Не раздумывая, я швыряю шипы в Марелюче. После того как темный канал поглощает их, я собираюсь повернуться обратно к птице и замечаю фигуру, стоящую на черном берегу Ракса.
Возможно, тюрбан и развевающаяся юбка мне только привиделись, но это не мешает закричать:
– Найди кого-нибудь другого! Хватит с меня твоего дурацого поручения! – У меня щиплет глаза. От пота. От слез. От полного и беспросветного разочарования. Почему я?
– Почему я? – шепчу вслух.
Я отвожу горящий взгляд от Бронвен или того, кто стоит на другой стороне канала, если это вообще живое существо, и осматриваю темные углы своей спальни. Я ожидаю оценивающего блеска золотых глаз, но его нет.
Ничего не движется.
Ворон исчез.
Он улетел.
Есть одна старая сказка, которую фейри любят рассказывать своим детям, чтобы предостеречь их от дружбы с круглоухими. Это история о том, как полукровки потеряли кончики своих ушей. Я никогда не верила в историю, что одна импульсивная девушка может погубить целую расу, открыв священную шкатулку с секретами фейри и рассыпав их по трем королевствам. Но разве это в некотором смысле не то, что я сама только что сделала?
Выпустила то, что способно обречь нашу расу на гибель!

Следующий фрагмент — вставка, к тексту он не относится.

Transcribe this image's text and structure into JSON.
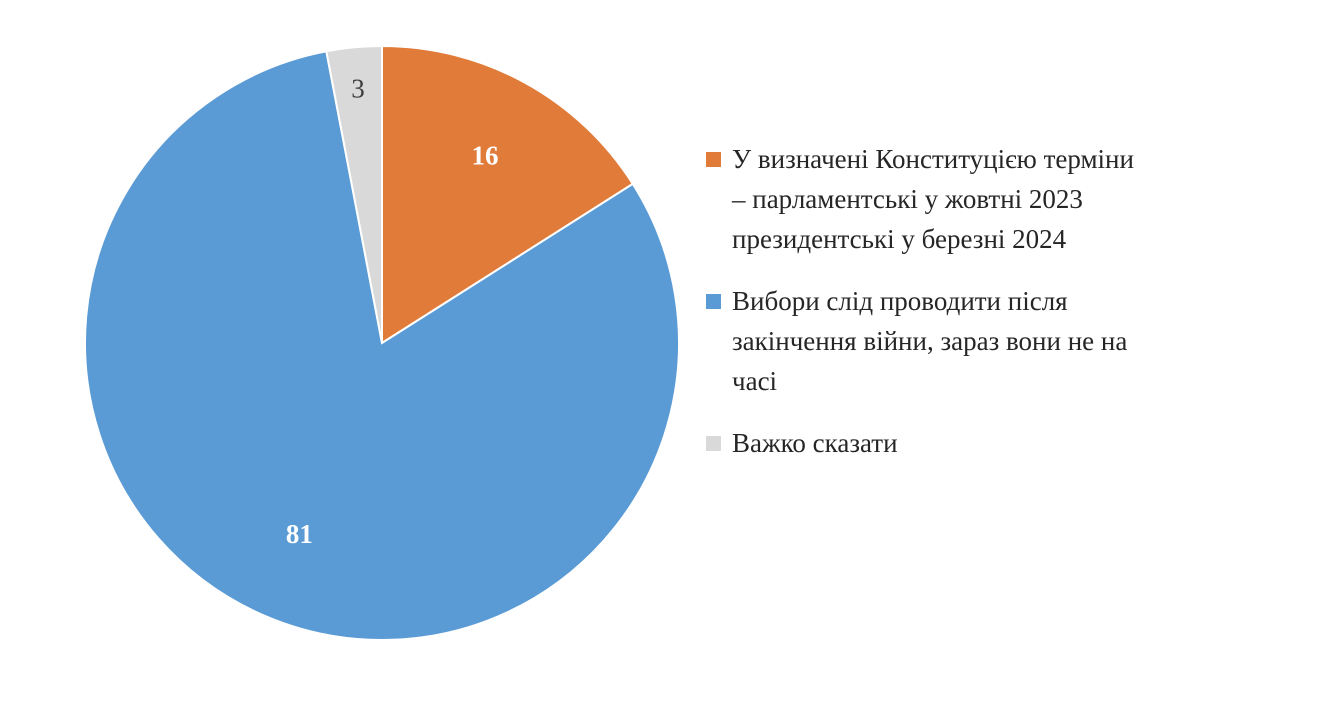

– Фэллон, что, Котел побери, здесь происходит?
Я поворачиваюсь к дверям.
Высокая худощавая фигура Нонны стоит спиной к свету, и все же я не упускаю из виду морщины, пересекающие ее лицо, или направление ее взгляда, когда она рассматривает мой опрокинутый стул, распахнутый шкаф, смятые простыни и опрокинутую вазу с пионами.
– Ты… делаешь перестановку?
Я фыркаю и вытираю влагу с ресниц.
– Гокколина, что случилось?
– Ты когда-нибудь делала глупости из-за любви, Нонна?
– Я вышла замуж за твоего дедушку.
– Ты… ты любила его?
– Когда-то давно. В чем дело?
Когда я смотрю на звезды, сияющие на кобальтовом небе, желание довериться бабушке сводит с ума.
– Что ты натворила? – Должно быть, она подошла ближе, потому что меня окутывает ее цветочный аромат, хотя руки не прикасаются. И наверняка больше никогда не прикоснутся, как только она узнает о том, что я сделала из доверчивости.
Именно страх того, что она перестанет смотреть на меня как на драгоценность, заставляет держать язык за зубами и ослабляет растущее желание сбросить с себя это бремя.
Поскольку она ожидает, что я что-то скажу, я бормочу:
– У Данте будет немного свободного времени на следующей неделе.